Facteurs sociaux, organisationnels et institutionnels du maintien de l’allaitement maternel en contexte professionnel

15 novembre 2025 |

L’étude de Duflot et al. propose une synthèse narrative des connaissances sur les influences contextuelles qui déterminent la poursuite de l’allaitement après la reprise du travail en France. Dans un pays où les durées d’allaitement sont parmi les plus faibles d’Europe et où le retour à l’activité professionnelle constitue le premier motif de sevrage une fois l’allaitement établi, les auteurs cherchent à comprendre les obstacles spécifiques rencontrés par les mères souhaitant concilier allaitement et emploi. La revue identifie 35 études issues majoritairement de sources françaises mais complétées par des travaux occidentaux lorsque les données nationales étaient rares. Elle montre que la reprise du travail avant quatre mois constitue un facteur de sevrage constant, en lien direct avec la brièveté du congé maternité. La durée normative de l’allaitement en France semble d’ailleurs se caler sur celle du congé postnatal, ce qui révèle une influence structurelle majeure des politiques publiques sur les pratiques des familles.

La conciliation entre travail et allaitement apparaît difficile pour la majorité des mères françaises, qui évoquent stress, contraintes temporelles, manque de soutien, et conditions matérielles insuffisantes pour tirer leur lait sur le lieu de travail. Les rythmes professionnels, l’absence d’espaces dédiés, la difficulté à bénéficier de pauses adaptées ou rémunérées, ainsi que la crainte de l’impact du tirage sur la carrière ou la perception par les employeurs constituent des freins récurrents. Les milieux professionnels modestes et les emplois soumis à des contraintes horaires rigides semblent particulièrement défavoriser la poursuite de l’allaitement. À l’inverse, des aménagements tels que des pauses d’allaitement, une flexibilité horaire, des salles de lactation ou des programmes d’entreprise dédiés sont associés à des durées d’allaitement plus longues, avec un effet « dose-réponse » selon le nombre de soutiens mis à disposition.

Au-delà des aspects organisationnels, l’étude met en lumière l’importance des influences sociales et familiales. Le soutien du co-parent apparaît déterminant, à travers une aide pratique et émotionnelle permettant de diminuer la charge quotidienne et de renforcer la confiance maternelle au moment du retour au travail. Les collègues et supérieurs hiérarchiques jouent également un rôle clé : un environnement bienveillant et informé favorise la poursuite de l’allaitement, tandis qu’un climat de stigmatisation ou de méconnaissance contribue au sevrage précoce. Les normes sociales, encore marquées en France par une faible visibilité de l’allaitement après le congé maternité, influencent fortement la manière dont les mères perçoivent leur légitimité à allaiter en milieu professionnel.

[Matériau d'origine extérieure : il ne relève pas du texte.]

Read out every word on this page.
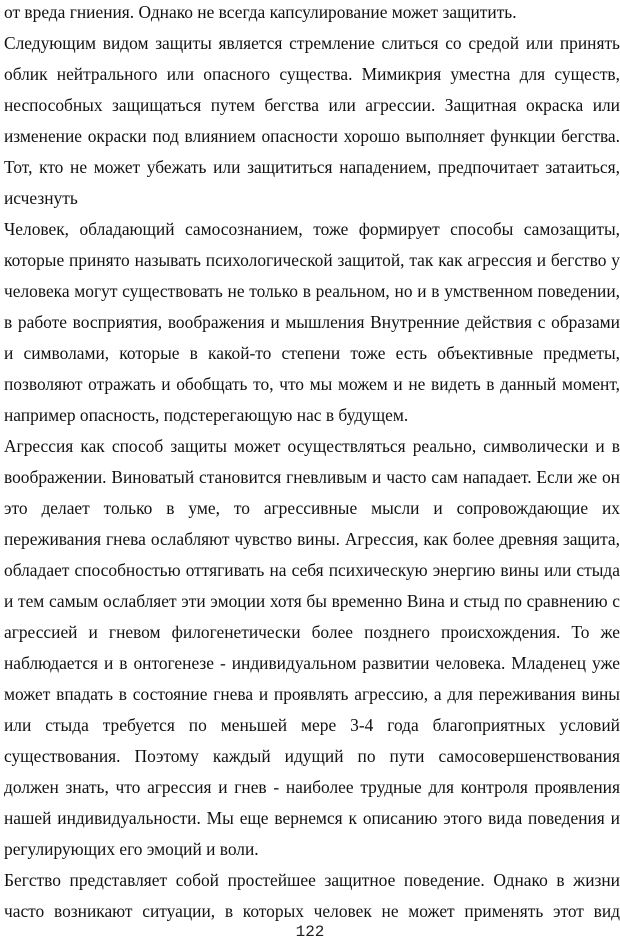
от вреда гниения. Однако не всегда капсулирование может защитить.

Следующим видом защиты является стремление слиться со средой или принять облик нейтрального или опасного существа. Мимикрия уместна для существ, неспособных защищаться путем бегства или агрессии. Защитная окраска или изменение окраски под влиянием опасности хорошо выполняет функции бегства. Тот, кто не может убежать или защититься нападением, предпочитает затаиться, исчезнуть

Человек, обладающий самосознанием, тоже формирует способы самозащиты, которые принято называть психологической защитой, так как агрессия и бегство у человека могут существовать не только в реальном, но и в умственном поведении, в работе восприятия, воображения и мышления Внутренние действия с образами и символами, которые в какой-то степени тоже есть объективные предметы, позволяют отражать и обобщать то, что мы можем и не видеть в данный момент, например опасность, подстерегающую нас в будущем.

Агрессия как способ защиты может осуществляться реально, символически и в воображении. Виноватый становится гневливым и часто сам нападает. Если же он это делает только в уме, то агрессивные мысли и сопровождающие их переживания гнева ослабляют чувство вины. Агрессия, как более древняя защита, обладает способностью оттягивать на себя психическую энергию вины или стыда и тем самым ослабляет эти эмоции хотя бы временно Вина и стыд по сравнению с агрессией и гневом филогенетически более позднего происхождения. То же наблюдается и в онтогенезе - индивидуальном развитии человека. Младенец уже может впадать в состояние гнева и проявлять агрессию, а для переживания вины или стыда требуется по меньшей мере 3-4 года благоприятных условий существования. Поэтому каждый идущий по пути самосовершенствования должен знать, что агрессия и гнев - наиболее трудные для контроля проявления нашей индивидуальности. Мы еще вернемся к описанию этого вида поведения и регулирующих его эмоций и воли.

Бегство представляет собой простейшее защитное поведение. Однако в жизни часто возникают ситуации, в которых человек не может применять этот вид

122
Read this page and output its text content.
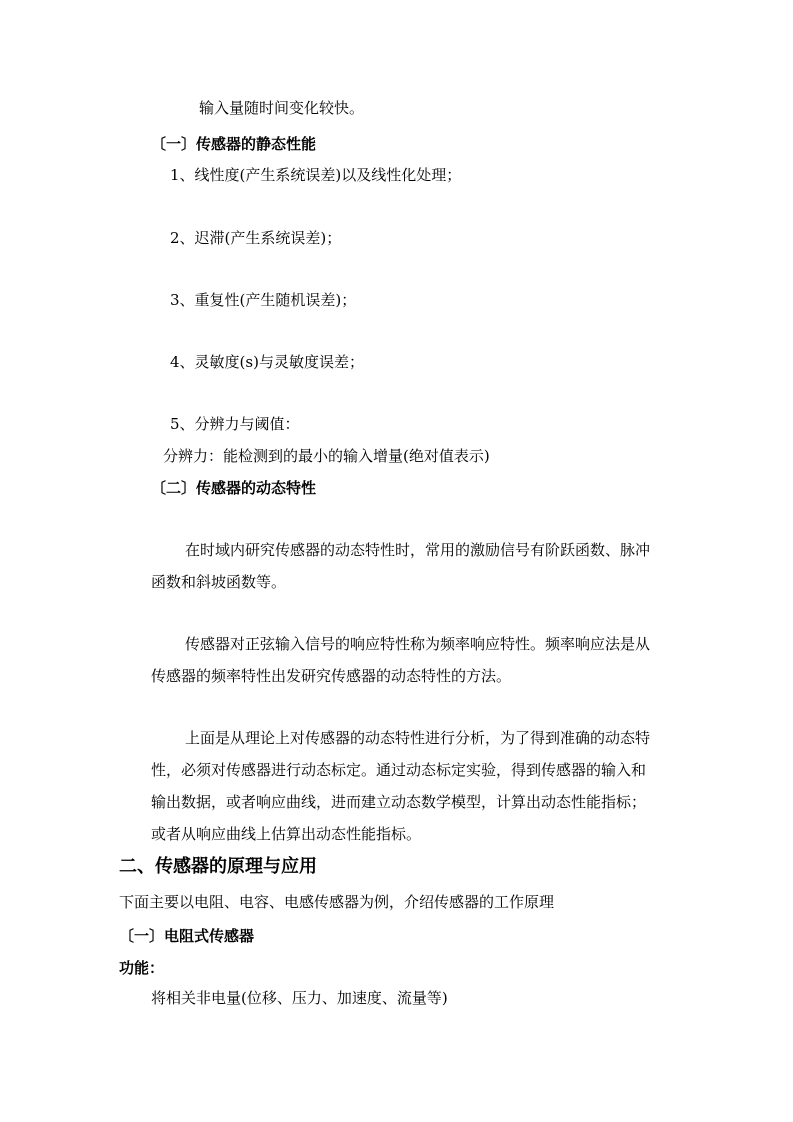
输入量随时间变化较快。
〔一〕传感器的静态性能
1、线性度(产生系统误差)以及线性化处理；
2、迟滞(产生系统误差)；
3、重复性(产生随机误差)；
4、灵敏度(s)与灵敏度误差；
5、分辨力与阈值：
分辨力：能检测到的最小的输入增量(绝对值表示)
〔二〕传感器的动态特性
在时域内研究传感器的动态特性时，常用的激励信号有阶跃函数、脉冲
函数和斜坡函数等。
传感器对正弦输入信号的响应特性称为频率响应特性。频率响应法是从
传感器的频率特性出发研究传感器的动态特性的方法。
上面是从理论上对传感器的动态特性进行分析，为了得到准确的动态特
性，必须对传感器进行动态标定。通过动态标定实验，得到传感器的输入和
输出数据，或者响应曲线，进而建立动态数学模型，计算出动态性能指标；
或者从响应曲线上估算出动态性能指标。
二、传感器的原理与应用
下面主要以电阻、电容、电感传感器为例，介绍传感器的工作原理
〔一〕电阻式传感器
功能：
将相关非电量(位移、压力、加速度、流量等)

Le soutien des professionnels de santé, en particulier des médecins généralistes, reste insuffisant, malgré les recommandations nationales appelant à aborder systématiquement la question de l’allaitement lors de la reprise du travail. Les auteurs soulignent le manque de formation, la persistance d’idées reçues, et les conseils parfois inadaptés, incluant des propositions fréquentes de prolongation d’arrêt maladie ou de sevrage anticipé. Les structures d’accueil du jeune enfant constituent un autre maillon essentiel, mais leur rôle de soutien est jugé limité : lacunes dans la gestion du lait maternel, réticences institutionnelles, pratiques hétérogènes, et faible formation du personnel contribuent à rendre l’accueil des enfants allaités insuffisamment favorable.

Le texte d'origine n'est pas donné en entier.